Bosnia and Herzegovina

UN chief: World must learn lessons from Srebrenica

26.07.2012 u 13:04

Bionic
Reading

The United Nations' Secretary-General Ban Ki-moon, who on Thursday travelled to Srebrenica to pay reverence to over 8,000 victims of the genocide committed by the Serb forces in the summer 1995, said that this case must be an admonition and warning to prevent any new slaughter in the world.

We must learn the lessons from Srebrenica to prevent new slaughters in the world, the U.N. chief said after arriving in the Potocari Memorial Centre where 5,600 Bosnian men and boys, out of 8,300 killed by the Serb forces when they overran the then UN safe haven in Srebrenica, have been buried so far after their exhumation from mass graves.

Ban Ki-moon extended his condolences and sympathy to the families of those victims.

Ban was accompanied by Bosnia and Herzegovina's collective presidency chairman Bakir Izetbegovic at the wreath-laying ceremony in Potocari.

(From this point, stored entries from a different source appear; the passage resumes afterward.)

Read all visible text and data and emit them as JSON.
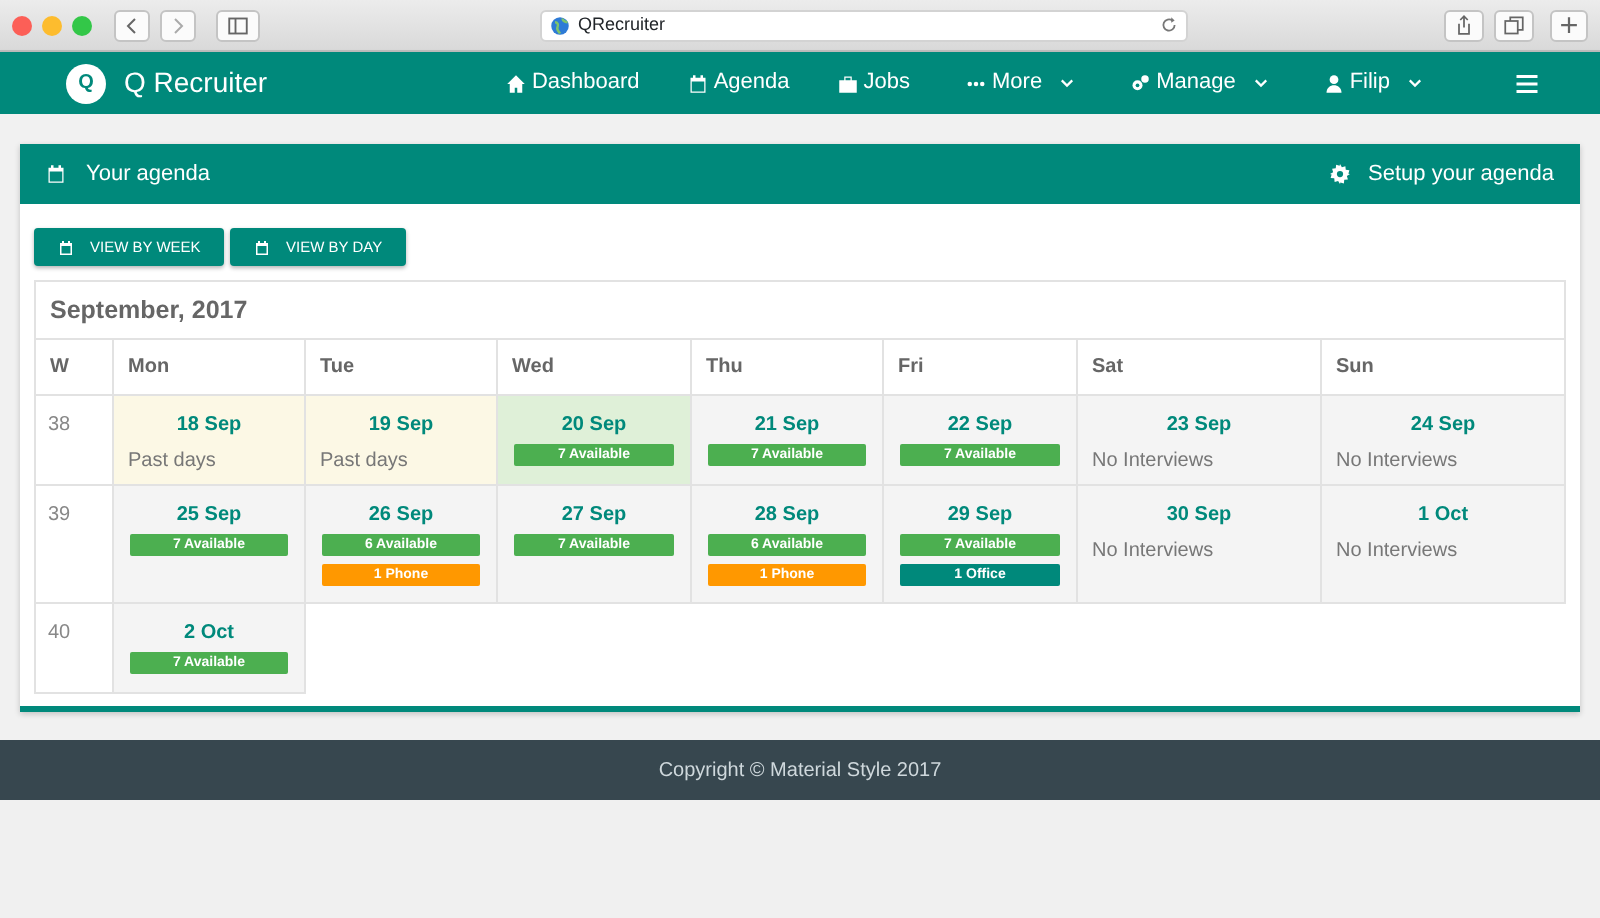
{
  "browser": {
    "address": "QRecruiter"
  },
  "navbar": {
    "logo_letter": "Q",
    "brand": "Q Recruiter",
    "items": [
      {
        "label": "Dashboard",
        "kind": "home",
        "dropdown": false
      },
      {
        "label": "Agenda",
        "kind": "calendar",
        "dropdown": false
      },
      {
        "label": "Jobs",
        "kind": "briefcase",
        "dropdown": false
      },
      {
        "label": "More",
        "kind": "dots",
        "dropdown": true
      },
      {
        "label": "Manage",
        "kind": "gears",
        "dropdown": true
      },
      {
        "label": "Filip",
        "kind": "user",
        "dropdown": true
      }
    ]
  },
  "agenda": {
    "title": "Your agenda",
    "setup": "Setup your agenda",
    "buttons": [
      "VIEW BY WEEK",
      "VIEW BY DAY"
    ],
    "month": "September, 2017",
    "columns": [
      "W",
      "Mon",
      "Tue",
      "Wed",
      "Thu",
      "Fri",
      "Sat",
      "Sun"
    ],
    "weeks": [
      {
        "week": "38",
        "days": [
          {
            "date": "18 Sep",
            "kind": "past",
            "note": "Past days"
          },
          {
            "date": "19 Sep",
            "kind": "past",
            "note": "Past days"
          },
          {
            "date": "20 Sep",
            "kind": "today",
            "badges": [
              {
                "label": "7 Available",
                "color": "#4caf50"
              }
            ]
          },
          {
            "date": "21 Sep",
            "kind": "normal",
            "badges": [
              {
                "label": "7 Available",
                "color": "#4caf50"
              }
            ]
          },
          {
            "date": "22 Sep",
            "kind": "normal",
            "badges": [
              {
                "label": "7 Available",
                "color": "#4caf50"
              }
            ]
          },
          {
            "date": "23 Sep",
            "kind": "normal",
            "note": "No Interviews"
          },
          {
            "date": "24 Sep",
            "kind": "normal",
            "note": "No Interviews"
          }
        ]
      },
      {
        "week": "39",
        "days": [
          {
            "date": "25 Sep",
            "kind": "normal",
            "badges": [
              {
                "label": "7 Available",
                "color": "#4caf50"
              }
            ]
          },
          {
            "date": "26 Sep",
            "kind": "normal",
            "badges": [
              {
                "label": "6 Available",
                "color": "#4caf50"
              },
              {
                "label": "1 Phone",
                "color": "#ff9800"
              }
            ]
          },
          {
            "date": "27 Sep",
            "kind": "normal",
            "badges": [
              {
                "label": "7 Available",
                "color": "#4caf50"
              }
            ]
          },
          {
            "date": "28 Sep",
            "kind": "normal",
            "badges": [
              {
                "label": "6 Available",
                "color": "#4caf50"
              },
              {
                "label": "1 Phone",
                "color": "#ff9800"
              }
            ]
          },
          {
            "date": "29 Sep",
            "kind": "normal",
            "badges": [
              {
                "label": "7 Available",
                "color": "#4caf50"
              },
              {
                "label": "1 Office",
                "color": "#00897b"
              }
            ]
          },
          {
            "date": "30 Sep",
            "kind": "normal",
            "note": "No Interviews"
          },
          {
            "date": "1 Oct",
            "kind": "normal",
            "note": "No Interviews"
          }
        ]
      },
      {
        "week": "40",
        "days": [
          {
            "date": "2 Oct",
            "kind": "normal",
            "badges": [
              {
                "label": "7 Available",
                "color": "#4caf50"
              }
            ]
          }
        ]
      }
    ]
  },
  "footer": "Copyright © Material Style 2017"
}
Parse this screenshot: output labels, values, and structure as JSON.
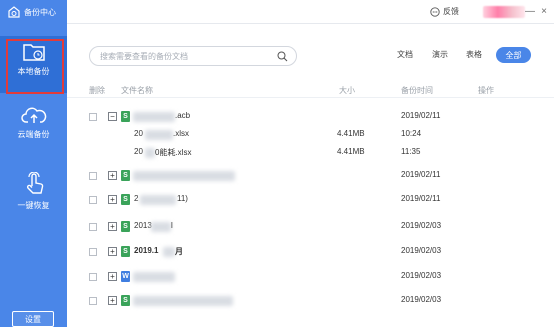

On Wednesday, the World Organisation's chief Ki-moon pushed for immediate global action to end the bloodshed in Syria, recalling the UN inertia in 1995 as genocide occurred in the eastern Bosnian area of Srebrenica.

Addressing the Bosnian state parliament, Ban recalled Srebrenica and admitted that "the United Nations did not live up to its responsibility. The international community failed in preventing the genocide that unfolded. Too many men and boys died in Srebrenica - needlessly, savagely."

With his visit to Bosnia, the UN chief wrapped up his tour of countries in the area of former Socialist Federal Republic of Yugoslavia (SFRY).

He began his tour on 20 July with his visit to Slovenia. The following stops of that tour were Croatia, Montenegro, Serbia, Kosovo and Macedonia.